Visiting my family in NC last month, I took a jaunt up into Virginia to see it again. Rather than fight the sometimes-heavy summer crowds that can clog the trail on the Grayson Highlands State Park side of the mountain, I started from the Elk Garden trailhead on the west slope.

From the road, the trail is an almost continuous ascent, never too steep—first through open fields (watch for cow pies), then a mixed hardwood forest, then high balds, and finally the close darkness of the spruce-fir forest. These four miles of the AT are much less travelled than the wide, gravelly paths on the east side of the mountain, with brush and grasses closing in and barely leaving enough room to pass another hiker. Of course, that’s not terribly likely—I passed nary a soul on the way up, and only 3-4 people on the way back.

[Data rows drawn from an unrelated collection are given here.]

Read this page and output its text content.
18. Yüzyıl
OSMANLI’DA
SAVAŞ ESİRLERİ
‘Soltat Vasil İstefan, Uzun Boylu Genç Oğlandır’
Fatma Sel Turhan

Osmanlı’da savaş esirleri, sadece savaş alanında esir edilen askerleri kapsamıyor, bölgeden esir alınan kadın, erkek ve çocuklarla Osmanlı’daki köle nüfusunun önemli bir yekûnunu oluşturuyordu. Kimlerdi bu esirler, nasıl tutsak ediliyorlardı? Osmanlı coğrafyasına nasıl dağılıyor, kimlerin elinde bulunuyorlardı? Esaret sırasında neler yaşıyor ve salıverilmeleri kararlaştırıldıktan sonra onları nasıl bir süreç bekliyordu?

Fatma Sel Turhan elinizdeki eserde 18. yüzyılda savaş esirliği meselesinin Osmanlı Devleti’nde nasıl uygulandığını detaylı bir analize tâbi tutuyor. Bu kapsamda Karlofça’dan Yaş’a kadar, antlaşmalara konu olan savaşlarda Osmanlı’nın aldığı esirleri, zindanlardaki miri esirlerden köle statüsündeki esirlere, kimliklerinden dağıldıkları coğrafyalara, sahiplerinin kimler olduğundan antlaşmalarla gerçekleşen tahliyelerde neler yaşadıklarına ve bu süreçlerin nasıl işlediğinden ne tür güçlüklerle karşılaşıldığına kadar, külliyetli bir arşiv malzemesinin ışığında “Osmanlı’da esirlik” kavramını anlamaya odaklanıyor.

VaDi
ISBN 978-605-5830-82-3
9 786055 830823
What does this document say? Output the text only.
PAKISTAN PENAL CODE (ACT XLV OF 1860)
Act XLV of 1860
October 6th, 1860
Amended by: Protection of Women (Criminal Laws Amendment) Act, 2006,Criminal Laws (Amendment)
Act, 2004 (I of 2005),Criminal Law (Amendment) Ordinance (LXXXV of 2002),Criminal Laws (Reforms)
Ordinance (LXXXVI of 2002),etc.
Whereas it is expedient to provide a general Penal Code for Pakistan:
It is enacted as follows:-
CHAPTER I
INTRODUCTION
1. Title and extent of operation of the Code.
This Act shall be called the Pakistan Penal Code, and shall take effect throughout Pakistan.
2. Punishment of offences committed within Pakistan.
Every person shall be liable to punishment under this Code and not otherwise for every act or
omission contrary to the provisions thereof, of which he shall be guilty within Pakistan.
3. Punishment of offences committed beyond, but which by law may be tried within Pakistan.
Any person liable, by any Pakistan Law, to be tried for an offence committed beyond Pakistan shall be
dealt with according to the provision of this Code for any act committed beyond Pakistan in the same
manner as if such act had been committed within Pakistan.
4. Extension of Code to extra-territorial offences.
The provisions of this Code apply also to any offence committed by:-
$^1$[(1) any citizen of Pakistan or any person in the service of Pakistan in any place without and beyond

After summiting Rogers, I decided to walk along the ridge to Rhododendron Gap, making a total there and back of 13 miles. There were ponies aplenty, and deer, and birds (ravens, songbirds of all varieties, and even a pair of Canada jays, which are supposedly not even found that far south). It was a bit late for most wildflowers and a bit early for blueberries (though ferns and fungi are always in season), but the overall experience of this place was just as magical as ever.

There’s hardly a better spot to spend a day wandering this side of the Mississippi. It’s a little world unto itself.